守節即是寒嶺的一種規矩,男女有婚約如果男方過世,女方也不能他嫁只有到男方家守節直到身死。
方振聲怒道︰「哼,我決不答應!」
「不然許家不死不休!」
許香茹冷哼一聲嬌軀輕顫,寒長措輕輕摟著她咬牙切齒道︰「你方家不從,我寒家定然不死不休!」
「六姨,你已嫁做他人婦怎麼能代表我許家!」許思淼咯咯一笑,不理許香茹瞪來的惡毒眼神。她走到場中望著周如風眼楮輕輕一眨做了一個俏皮的動作又淡笑一聲︰「六姨,表兄過世請你節哀!人死不能復生,況且今日之事表兄有錯在先,殺死表兄的也不是周如風,此事更與方家無關,你又何必要步步逼迫呢?」
許思淼柔中帶剛,許香茹沒有想到這小妮子如此說話,氣憤填膺。
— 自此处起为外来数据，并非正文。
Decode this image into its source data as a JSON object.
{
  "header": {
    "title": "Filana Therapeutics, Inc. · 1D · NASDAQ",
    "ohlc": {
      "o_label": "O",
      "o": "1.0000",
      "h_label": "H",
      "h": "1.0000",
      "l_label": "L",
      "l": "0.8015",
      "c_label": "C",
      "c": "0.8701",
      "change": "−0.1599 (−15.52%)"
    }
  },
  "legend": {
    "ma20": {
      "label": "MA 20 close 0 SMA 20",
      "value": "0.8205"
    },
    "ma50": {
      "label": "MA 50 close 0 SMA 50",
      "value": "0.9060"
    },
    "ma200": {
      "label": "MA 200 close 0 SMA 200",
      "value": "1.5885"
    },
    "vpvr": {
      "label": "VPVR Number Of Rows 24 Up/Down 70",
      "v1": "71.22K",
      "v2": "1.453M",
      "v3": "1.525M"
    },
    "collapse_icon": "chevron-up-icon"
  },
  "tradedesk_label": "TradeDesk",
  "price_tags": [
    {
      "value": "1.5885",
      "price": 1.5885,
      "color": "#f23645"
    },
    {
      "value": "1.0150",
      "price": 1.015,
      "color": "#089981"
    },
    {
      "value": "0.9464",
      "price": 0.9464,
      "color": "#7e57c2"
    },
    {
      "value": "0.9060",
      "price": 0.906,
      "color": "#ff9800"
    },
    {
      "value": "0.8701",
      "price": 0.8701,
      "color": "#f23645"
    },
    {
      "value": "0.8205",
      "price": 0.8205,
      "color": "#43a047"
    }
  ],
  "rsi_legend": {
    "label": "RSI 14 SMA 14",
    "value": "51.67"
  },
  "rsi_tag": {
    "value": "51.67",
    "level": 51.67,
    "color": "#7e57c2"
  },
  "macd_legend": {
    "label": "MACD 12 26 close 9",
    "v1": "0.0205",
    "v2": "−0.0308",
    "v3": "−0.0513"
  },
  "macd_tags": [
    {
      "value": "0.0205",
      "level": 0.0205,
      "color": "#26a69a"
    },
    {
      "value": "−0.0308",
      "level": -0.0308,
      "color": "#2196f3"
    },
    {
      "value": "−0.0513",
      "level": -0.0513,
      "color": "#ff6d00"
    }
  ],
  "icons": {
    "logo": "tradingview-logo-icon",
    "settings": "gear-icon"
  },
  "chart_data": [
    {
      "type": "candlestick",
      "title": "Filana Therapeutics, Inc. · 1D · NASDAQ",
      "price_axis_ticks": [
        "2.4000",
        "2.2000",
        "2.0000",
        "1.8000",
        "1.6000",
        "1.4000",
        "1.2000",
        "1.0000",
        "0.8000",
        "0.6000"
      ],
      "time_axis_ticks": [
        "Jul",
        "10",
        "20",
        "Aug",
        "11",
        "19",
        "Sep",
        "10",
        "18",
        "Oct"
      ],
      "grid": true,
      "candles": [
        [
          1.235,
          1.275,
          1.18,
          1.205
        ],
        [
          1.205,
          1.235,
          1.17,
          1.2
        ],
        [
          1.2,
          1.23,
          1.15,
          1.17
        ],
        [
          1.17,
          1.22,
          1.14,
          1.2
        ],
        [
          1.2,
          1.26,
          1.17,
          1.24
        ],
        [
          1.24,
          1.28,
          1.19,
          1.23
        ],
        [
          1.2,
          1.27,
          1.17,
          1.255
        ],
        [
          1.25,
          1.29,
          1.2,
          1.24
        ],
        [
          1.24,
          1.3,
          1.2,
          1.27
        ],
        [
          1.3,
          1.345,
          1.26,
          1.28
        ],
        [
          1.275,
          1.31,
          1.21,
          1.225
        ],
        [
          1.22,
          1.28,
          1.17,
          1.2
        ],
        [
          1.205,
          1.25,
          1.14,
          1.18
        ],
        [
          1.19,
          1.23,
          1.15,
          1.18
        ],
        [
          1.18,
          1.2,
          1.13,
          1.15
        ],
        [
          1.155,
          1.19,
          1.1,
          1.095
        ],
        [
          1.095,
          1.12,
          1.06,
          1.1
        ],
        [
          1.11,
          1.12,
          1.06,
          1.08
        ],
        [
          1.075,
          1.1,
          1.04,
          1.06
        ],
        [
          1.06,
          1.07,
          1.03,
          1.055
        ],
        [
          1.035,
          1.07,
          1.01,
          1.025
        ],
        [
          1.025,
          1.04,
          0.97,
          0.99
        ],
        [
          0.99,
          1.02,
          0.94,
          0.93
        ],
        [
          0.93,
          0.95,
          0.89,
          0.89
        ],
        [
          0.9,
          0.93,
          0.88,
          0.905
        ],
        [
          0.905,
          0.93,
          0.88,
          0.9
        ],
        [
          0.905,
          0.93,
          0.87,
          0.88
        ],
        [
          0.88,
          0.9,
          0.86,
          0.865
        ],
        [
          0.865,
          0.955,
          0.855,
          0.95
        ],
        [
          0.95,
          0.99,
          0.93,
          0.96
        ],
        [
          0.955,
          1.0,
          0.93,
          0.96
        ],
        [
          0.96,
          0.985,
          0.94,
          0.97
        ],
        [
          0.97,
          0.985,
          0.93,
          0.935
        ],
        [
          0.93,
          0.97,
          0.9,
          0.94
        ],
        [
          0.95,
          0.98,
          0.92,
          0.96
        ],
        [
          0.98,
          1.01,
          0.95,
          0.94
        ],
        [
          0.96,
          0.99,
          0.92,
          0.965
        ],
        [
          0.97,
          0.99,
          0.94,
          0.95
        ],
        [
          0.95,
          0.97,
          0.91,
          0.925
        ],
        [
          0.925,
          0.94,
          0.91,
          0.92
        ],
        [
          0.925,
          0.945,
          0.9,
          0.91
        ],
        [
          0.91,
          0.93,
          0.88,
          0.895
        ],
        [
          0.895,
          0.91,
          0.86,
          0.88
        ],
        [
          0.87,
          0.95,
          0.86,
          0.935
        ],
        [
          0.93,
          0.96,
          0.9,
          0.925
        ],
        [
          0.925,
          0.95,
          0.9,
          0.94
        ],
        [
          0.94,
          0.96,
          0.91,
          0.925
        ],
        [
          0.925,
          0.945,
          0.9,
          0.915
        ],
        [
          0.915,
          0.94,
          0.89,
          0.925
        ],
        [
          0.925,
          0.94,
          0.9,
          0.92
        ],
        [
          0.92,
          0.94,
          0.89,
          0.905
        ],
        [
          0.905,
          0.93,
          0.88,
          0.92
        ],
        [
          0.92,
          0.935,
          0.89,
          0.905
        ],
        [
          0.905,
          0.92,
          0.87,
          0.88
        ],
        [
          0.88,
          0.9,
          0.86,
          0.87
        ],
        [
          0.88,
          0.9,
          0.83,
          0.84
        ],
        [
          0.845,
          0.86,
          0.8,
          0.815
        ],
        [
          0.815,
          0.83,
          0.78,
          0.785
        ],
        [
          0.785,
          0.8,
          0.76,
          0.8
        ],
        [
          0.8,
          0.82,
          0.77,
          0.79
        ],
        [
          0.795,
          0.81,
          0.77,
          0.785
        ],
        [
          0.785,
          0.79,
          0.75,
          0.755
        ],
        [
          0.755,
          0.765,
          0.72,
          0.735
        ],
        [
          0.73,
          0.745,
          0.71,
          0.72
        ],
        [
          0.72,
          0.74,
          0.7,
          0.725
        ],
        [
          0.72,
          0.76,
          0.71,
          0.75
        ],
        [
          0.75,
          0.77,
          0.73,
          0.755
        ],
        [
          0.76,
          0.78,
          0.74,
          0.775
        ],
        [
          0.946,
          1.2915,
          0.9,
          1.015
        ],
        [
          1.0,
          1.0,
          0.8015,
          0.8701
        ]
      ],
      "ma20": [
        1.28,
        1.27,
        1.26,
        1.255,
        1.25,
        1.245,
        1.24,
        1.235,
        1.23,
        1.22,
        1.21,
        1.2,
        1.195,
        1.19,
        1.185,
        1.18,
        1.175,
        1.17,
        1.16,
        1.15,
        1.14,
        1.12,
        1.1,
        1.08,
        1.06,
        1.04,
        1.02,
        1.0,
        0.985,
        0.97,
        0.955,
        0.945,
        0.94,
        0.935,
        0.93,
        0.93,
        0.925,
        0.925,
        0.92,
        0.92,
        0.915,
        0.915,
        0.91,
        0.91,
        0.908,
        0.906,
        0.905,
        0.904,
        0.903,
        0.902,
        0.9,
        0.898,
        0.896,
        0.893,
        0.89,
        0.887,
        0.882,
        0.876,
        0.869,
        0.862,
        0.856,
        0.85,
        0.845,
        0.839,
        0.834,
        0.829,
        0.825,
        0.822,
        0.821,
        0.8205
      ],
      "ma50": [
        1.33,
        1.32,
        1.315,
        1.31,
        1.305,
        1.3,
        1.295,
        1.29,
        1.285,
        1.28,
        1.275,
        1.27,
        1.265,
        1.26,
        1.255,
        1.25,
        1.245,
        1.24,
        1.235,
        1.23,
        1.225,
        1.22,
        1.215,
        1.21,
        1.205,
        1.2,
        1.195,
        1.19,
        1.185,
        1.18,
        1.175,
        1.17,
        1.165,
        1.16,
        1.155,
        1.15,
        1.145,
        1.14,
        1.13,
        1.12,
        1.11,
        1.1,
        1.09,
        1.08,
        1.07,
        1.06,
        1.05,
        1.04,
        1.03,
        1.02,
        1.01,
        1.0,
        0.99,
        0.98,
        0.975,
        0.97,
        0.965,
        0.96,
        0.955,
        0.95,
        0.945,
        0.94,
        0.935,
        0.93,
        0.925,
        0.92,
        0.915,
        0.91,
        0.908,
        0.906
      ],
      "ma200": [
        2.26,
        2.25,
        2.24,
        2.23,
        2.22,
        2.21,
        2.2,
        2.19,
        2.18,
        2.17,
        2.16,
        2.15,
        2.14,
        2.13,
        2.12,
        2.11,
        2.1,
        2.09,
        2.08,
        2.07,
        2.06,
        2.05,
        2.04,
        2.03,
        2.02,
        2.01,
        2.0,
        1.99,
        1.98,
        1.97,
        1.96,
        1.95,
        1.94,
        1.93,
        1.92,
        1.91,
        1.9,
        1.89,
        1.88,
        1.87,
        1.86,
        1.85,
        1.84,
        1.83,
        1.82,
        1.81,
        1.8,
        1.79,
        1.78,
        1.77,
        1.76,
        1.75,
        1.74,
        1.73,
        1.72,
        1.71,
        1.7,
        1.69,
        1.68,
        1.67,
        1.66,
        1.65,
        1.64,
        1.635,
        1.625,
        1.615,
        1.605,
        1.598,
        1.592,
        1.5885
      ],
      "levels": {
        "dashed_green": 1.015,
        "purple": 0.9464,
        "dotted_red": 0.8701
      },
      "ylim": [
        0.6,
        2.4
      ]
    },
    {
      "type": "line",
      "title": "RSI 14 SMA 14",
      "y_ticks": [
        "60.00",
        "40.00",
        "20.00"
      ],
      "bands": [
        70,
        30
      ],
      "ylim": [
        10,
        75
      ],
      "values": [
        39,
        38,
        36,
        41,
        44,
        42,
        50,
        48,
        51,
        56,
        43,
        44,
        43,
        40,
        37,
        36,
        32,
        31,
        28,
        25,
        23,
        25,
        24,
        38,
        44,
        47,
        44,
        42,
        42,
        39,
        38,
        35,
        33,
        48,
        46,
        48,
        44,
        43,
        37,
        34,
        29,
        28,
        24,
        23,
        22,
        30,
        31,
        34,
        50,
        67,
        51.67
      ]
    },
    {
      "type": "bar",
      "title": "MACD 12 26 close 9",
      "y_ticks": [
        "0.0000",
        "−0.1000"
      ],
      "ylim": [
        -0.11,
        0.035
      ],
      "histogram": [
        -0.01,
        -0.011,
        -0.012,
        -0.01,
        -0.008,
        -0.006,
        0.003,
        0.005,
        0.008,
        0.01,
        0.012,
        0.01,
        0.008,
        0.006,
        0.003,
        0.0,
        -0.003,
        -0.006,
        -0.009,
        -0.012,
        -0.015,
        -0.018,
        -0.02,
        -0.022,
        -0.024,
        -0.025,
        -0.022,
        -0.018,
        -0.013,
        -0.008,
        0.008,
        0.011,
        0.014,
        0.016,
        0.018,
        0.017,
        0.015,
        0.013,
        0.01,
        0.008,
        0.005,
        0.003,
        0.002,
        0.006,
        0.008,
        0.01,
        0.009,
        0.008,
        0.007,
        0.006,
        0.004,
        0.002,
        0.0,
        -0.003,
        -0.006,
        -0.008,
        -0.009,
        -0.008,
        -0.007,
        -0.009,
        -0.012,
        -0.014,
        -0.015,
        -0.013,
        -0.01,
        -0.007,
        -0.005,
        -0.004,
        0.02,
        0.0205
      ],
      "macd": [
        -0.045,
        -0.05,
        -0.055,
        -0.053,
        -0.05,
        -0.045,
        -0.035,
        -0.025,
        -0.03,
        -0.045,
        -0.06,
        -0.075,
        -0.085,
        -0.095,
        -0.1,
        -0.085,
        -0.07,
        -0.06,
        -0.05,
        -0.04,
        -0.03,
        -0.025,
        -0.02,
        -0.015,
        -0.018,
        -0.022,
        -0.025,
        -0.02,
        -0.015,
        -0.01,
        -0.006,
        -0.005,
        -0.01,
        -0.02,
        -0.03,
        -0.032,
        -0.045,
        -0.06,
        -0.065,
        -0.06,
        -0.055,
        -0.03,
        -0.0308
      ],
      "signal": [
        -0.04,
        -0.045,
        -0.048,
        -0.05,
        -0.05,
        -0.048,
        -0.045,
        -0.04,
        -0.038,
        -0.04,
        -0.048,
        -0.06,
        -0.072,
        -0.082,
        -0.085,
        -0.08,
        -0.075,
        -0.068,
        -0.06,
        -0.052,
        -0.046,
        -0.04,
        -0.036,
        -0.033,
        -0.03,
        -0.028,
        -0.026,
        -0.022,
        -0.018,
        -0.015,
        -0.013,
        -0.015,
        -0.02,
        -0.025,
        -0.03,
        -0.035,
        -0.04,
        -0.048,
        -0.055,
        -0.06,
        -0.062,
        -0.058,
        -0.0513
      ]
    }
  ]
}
這時候一個冷聲傳來︰「香茹代表不了方家,那老夫總可以吧!」
許長春分開人群,大步而來,他眼神從眾人身上一一掃過又狠狠瞪了許思淼一眼,才看著方振聲,一字一頓道︰「我,許長春,許家第一百八十七代長老代表許家說話,方少清如不嫁入寒家,我許家將不死不休!」
「六爺爺,你……」
許長春瞪了她一眼,冷冷道︰「莫非我也代表不了許家?哼,你私自外出,我還沒有追究!」
許思淼撅著小嘴,氣呼呼的哼了一聲也不答話。
寒家、許家以勢壓人,方振聲心中震怒卻也無奈。此事如不善了,方家幾百人口就會遭受滅族之禍。
「我要爭命!」
一聲大聲傳遍人群,許多人都震驚的望了過來。周如風輕輕的吸了口氣,一字一頓道︰「為清清的自由之身,我願爭命!」
半響,驚呆的人群才清醒過來,立時議論紛紛!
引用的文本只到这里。